En définitive, les ressources pétrolières sont devenues pour le pouvoir tchadien une source de renforcement militaire, de clientélisme et de cooptation politiques. Cette situation contribue à verrouiller davantage l’espace politique national et à maintenir le pays dans un blocage persistant qui radicalise des antagonismes entre le pouvoir et ses opposants. Ceci crée une instabilité politique récurrente susceptible, à moyen et long terme, de ruiner tous les efforts de mise à profit des investissements pétroliers au bénéfice du développement du pays et de sa stabilisation durable. Pour la population qui n’a pas vu ses conditions de vie s’améliorer et qui subit en outre les effets de l’augmentation de la corruption dans le pays, le pétrole est loin d’être une bénédiction. Eu égard à l’ensemble de ces considérations et pour sortir le Tchad et ses partenaires extérieurs du piège pétrolier, les mesures suivantes devraient être prises:
- Le gouvernement devrait étendre à la question pétrolière le dialogue interne entamé avec l’accord du 13 août 2007. Il devrait organiser une table ronde avec les partis de l’opposition élargie à la société civile et les représentants des régions productrices de pétrole. Les principales résolutions de cette table ronde devraient être inclues dans les différents mécanismes de suivi de l’accord du 13 août 2007.
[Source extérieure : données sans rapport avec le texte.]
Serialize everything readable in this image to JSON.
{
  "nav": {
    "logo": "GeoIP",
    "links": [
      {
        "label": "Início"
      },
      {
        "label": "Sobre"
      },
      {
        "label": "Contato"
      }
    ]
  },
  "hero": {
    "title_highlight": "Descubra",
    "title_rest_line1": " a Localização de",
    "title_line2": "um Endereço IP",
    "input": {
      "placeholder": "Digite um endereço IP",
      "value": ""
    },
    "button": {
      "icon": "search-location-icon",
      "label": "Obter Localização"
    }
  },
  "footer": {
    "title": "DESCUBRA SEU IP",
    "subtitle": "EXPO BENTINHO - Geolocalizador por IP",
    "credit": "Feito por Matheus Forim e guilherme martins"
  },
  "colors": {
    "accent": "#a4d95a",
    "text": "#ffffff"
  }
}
- Le gouvernement devrait renforcer les mécanismes internes de contrôle et de suivi des revenus pétroliers. Les textes réglementaires actuels qui stipulent que les membres du CCSRP y siègent à temps partiel, devraient être révisés afin qu’ils y siègent de façon permanente à l’image des autres institutions organiques indépendantes de l’Etat tchadien comme le Haut conseil de la communication ou la Cour suprême. Une telle modification est nécessaire pour une plus grande efficacité et une meilleure maîtrise technique des dossiers. Les ministères tchadiens de la Moralisation publique et de la Justice devraient appliquer systématiquement les recommandations du CCSRP et lancer des enquêtes sur les dysfonctionnements révélés par cet organe.
- Le gouvernement devrait régulariser les procédures de passation des marchés publics et faire en sorte que l’attribution des marchés selon le système de gré à gré soit exceptionnelle et non plus la règle. Cette action s’avère indispensable pour lutter contre la corruption et l’attribution opaque des marchés publics source d’enrichissements indus. Un audit de la gestion des différents travaux publics actuellement en cours serait utile pour leur évaluation à mis parcours.
- Le gouvernement devrait s’assurer que la capacité technique des fonctionnaires des différents ministères publics soit améliorée. Les revenus pétroliers devraient être utilisés pour financer la formation régulière et continue des agents de l’Etat. Le programme de formation devrait faire l’objet d’une véritable politique publique associant la société civile.
- La Banque mondiale devrait assurer le financement d’un nouvel organisme indépendant multidisciplinaire composé de personnalités de la société civile tchadienne et internationale dont le rôle serait de faire des études, de formuler des recommandations et d’appuyer techniquement le CCSRP. Ceci remplacerait le Groupe international consultatif (GIC) dont le mandat est arrivé à échéance en juin 2009.
- La France, les Etats-Unis et la Chine devraient appuyer collectivement la relance d’un véritable dialogue national inclusif pour ramener une stabilité durable dans le pays. Ils devraient conditionner leur soutien politique à Idriss Déby aux réformes et mesures proposées ci-dessus, et les trois pays mais surtout la Chine, qui est présente simultanément dans les secteurs pétroliers tchadiens et soudanais, devraient peser plus lourdement en faveur de la stabilisation des relations entre les deux pays et l’arrêt immédiat par l’un et l’autre, de tout soutien à leurs rébellions respectives.